Unnamed: 0,exceedance,datetime,lat,lon,temperature,precipitation,wind speed
0,6,2018-01-01 00:00:29,50.951697,6.981953,7.4,0.8,28.4
1,17,2018-01-01 00:01:11,50.947906,6.941059,7.4,0.8,28.4
2,6,2018-01-01 00:06:44,50.951697,6.981953,7.4,0.8,28.4
3,8,2018-01-01 00:08:34,50.936374,6.935985,7.4,0.8,28.4
4,21,2018-01-01 00:12:08,50.947906,6.941059,7.4,0.8,28.4
5,9,2018-01-01 00:14:17,50.947906,6.941059,7.4,0.8,28.4
6,16,2018-01-01 00:19:01,50.947906,6.941059,7.4,0.8,28.4
7,12,2018-01-01 00:20:21,50.936374,6.935985,7.4,0.8,28.4
8,52,2018-01-01 00:20:45,50.947906,6.941059,7.4,0.8,28.4
9,6,2018-01-01 00:21:11,50.947906,6.941059,7.4,0.8,28.4


### Data exploration
To get a first impression of the data, I executed Pandas [`describe`](https://pandas.pydata.org/docs/reference/api/pandas.DataFrame.describe.html) function on the dataset.
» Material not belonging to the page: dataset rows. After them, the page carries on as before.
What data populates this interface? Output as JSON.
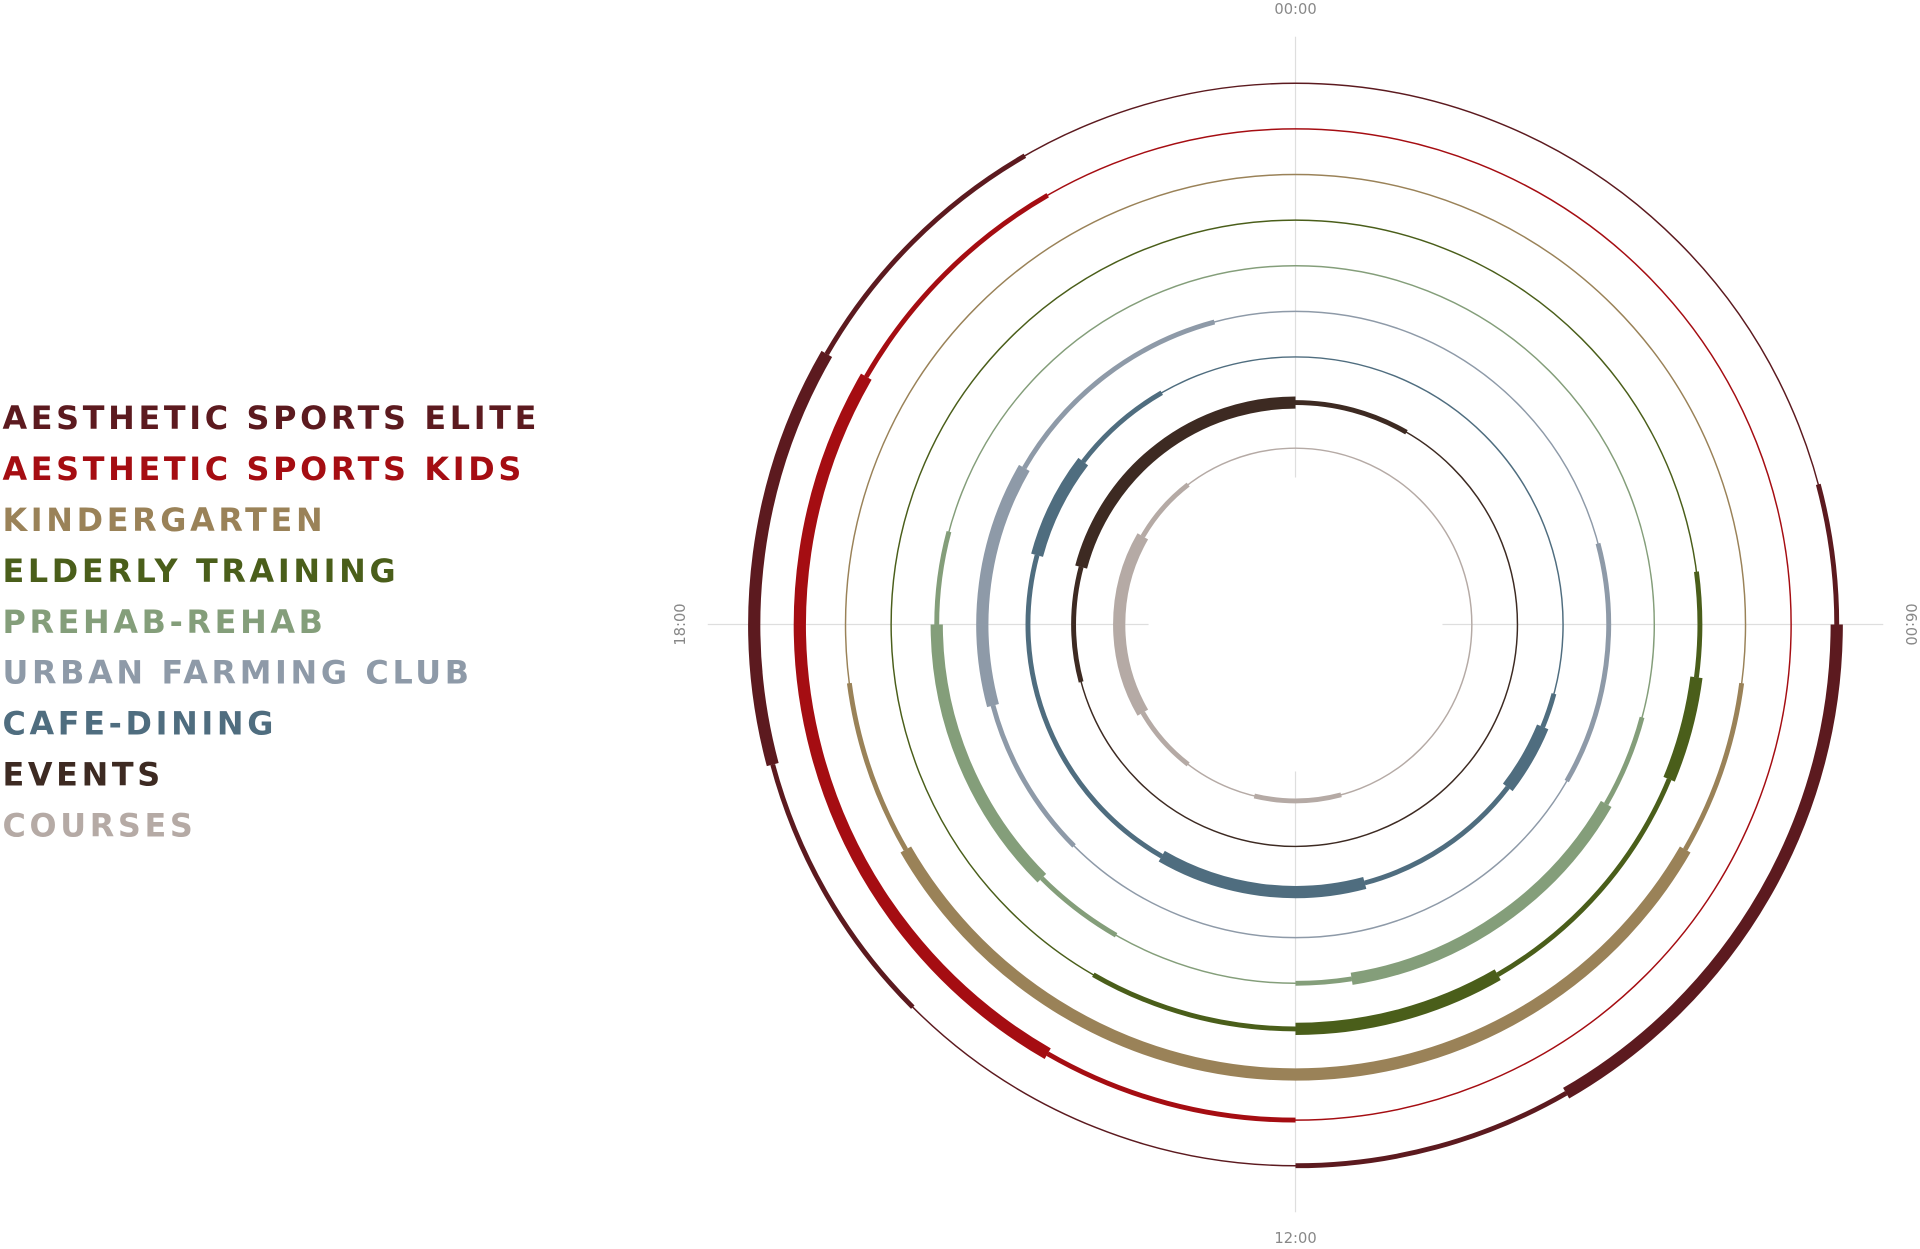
{
  "chart_data": {
    "type": "radial",
    "xlim": [
      0,
      24
    ],
    "xticks": [
      {
        "value": 0,
        "label": "00:00"
      },
      {
        "value": 6,
        "label": "06:00"
      },
      {
        "value": 12,
        "label": "12:00"
      },
      {
        "value": 18,
        "label": "18:00"
      }
    ],
    "series": [
      {
        "name": "AESTHETIC SPORTS ELITE",
        "color": "#5c1a1f",
        "segments": [
          {
            "start": 5,
            "end": 6,
            "level": 2
          },
          {
            "start": 6,
            "end": 10,
            "level": 3
          },
          {
            "start": 10,
            "end": 12,
            "level": 2
          },
          {
            "start": 15,
            "end": 17,
            "level": 2
          },
          {
            "start": 17,
            "end": 20,
            "level": 3
          },
          {
            "start": 20,
            "end": 22,
            "level": 2
          }
        ]
      },
      {
        "name": "AESTHETIC SPORTS KIDS",
        "color": "#a50d12",
        "segments": [
          {
            "start": 12,
            "end": 14,
            "level": 2
          },
          {
            "start": 14,
            "end": 20,
            "level": 3
          },
          {
            "start": 20,
            "end": 22,
            "level": 2
          }
        ]
      },
      {
        "name": "KINDERGARTEN",
        "color": "#9a8258",
        "segments": [
          {
            "start": 6.5,
            "end": 8,
            "level": 2
          },
          {
            "start": 8,
            "end": 16,
            "level": 3
          },
          {
            "start": 16,
            "end": 17.5,
            "level": 2
          }
        ]
      },
      {
        "name": "ELDERLY TRAINING",
        "color": "#4a5e1a",
        "segments": [
          {
            "start": 5.5,
            "end": 6.5,
            "level": 2
          },
          {
            "start": 6.5,
            "end": 7.5,
            "level": 3
          },
          {
            "start": 7.5,
            "end": 10,
            "level": 2
          },
          {
            "start": 10,
            "end": 12,
            "level": 3
          },
          {
            "start": 12,
            "end": 14,
            "level": 2
          }
        ]
      },
      {
        "name": "PREHAB-REHAB",
        "color": "#849e7a",
        "segments": [
          {
            "start": 7,
            "end": 8,
            "level": 2
          },
          {
            "start": 8,
            "end": 11.4,
            "level": 3
          },
          {
            "start": 11.4,
            "end": 12,
            "level": 2
          },
          {
            "start": 14,
            "end": 15,
            "level": 2
          },
          {
            "start": 15,
            "end": 18,
            "level": 3
          },
          {
            "start": 18,
            "end": 19,
            "level": 2
          }
        ]
      },
      {
        "name": "URBAN FARMING CLUB",
        "color": "#8e9aa8",
        "segments": [
          {
            "start": 5,
            "end": 8,
            "level": 2
          },
          {
            "start": 15,
            "end": 17,
            "level": 2
          },
          {
            "start": 17,
            "end": 20,
            "level": 3
          },
          {
            "start": 20,
            "end": 23,
            "level": 2
          }
        ]
      },
      {
        "name": "CAFE-DINING",
        "color": "#4f6d7f",
        "segments": [
          {
            "start": 7,
            "end": 7.5,
            "level": 2
          },
          {
            "start": 7.5,
            "end": 8.5,
            "level": 3
          },
          {
            "start": 8.5,
            "end": 11,
            "level": 2
          },
          {
            "start": 11,
            "end": 14,
            "level": 3
          },
          {
            "start": 14,
            "end": 19,
            "level": 2
          },
          {
            "start": 19,
            "end": 20.5,
            "level": 3
          },
          {
            "start": 20.5,
            "end": 22,
            "level": 2
          }
        ]
      },
      {
        "name": "EVENTS",
        "color": "#3d2a22",
        "segments": [
          {
            "start": 0,
            "end": 2,
            "level": 2
          },
          {
            "start": 17,
            "end": 19,
            "level": 2
          },
          {
            "start": 19,
            "end": 24,
            "level": 3
          }
        ]
      },
      {
        "name": "COURSES",
        "color": "#b5aaa5",
        "segments": [
          {
            "start": 11,
            "end": 12.9,
            "level": 2
          },
          {
            "start": 14.5,
            "end": 16,
            "level": 2
          },
          {
            "start": 16,
            "end": 20,
            "level": 3
          },
          {
            "start": 20,
            "end": 21.5,
            "level": 2
          }
        ]
      }
    ]
  }
}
The output can be seen below.

In [52]:
df.describe()

Unnamed: 0,exceedance,datetime,lat,lon,temperature,precipitation,wind speed
count,665634.0,665634,665634.0,665634.0,665634.0,665634.0,662922.0
mean,10.613538,2019-08-11 14:12:28.312513280,50.952222,6.950637,13.105685,0.086298,12.980096
min,6.0,2018-01-01 00:00:29,50.849154,6.846078,-11.9,0.0,0.0
25%,7.0,2018-10-02 20:00:29,50.947906,6.941059,6.9,0.0,7.9
50%,9.0,2019-05-12 07:38:51.500000,50.947906,6.941059,12.3,0.0,11.9
75%,12.0,2020-05-25 12:51:47.500000,50.951697,6.976871,18.9,0.0,16.9
max,171.0,2021-12-31 23:57:25,51.046593,7.085497,40.8,32.7,72.0
std,6.268805,,0.024807,0.034965,7.827022,0.522429,6.646248


The `count` row shows that there are 665635 rows in our dataset for the `exceedance`, `datetime`, `lat`, `lon`, `temperature` and `precipitation` columns. The `wind speed` column only has 662922 rows, which means that there are 2713 rows with missing values. This is not a lot, so we can ignore these rows in our analysis.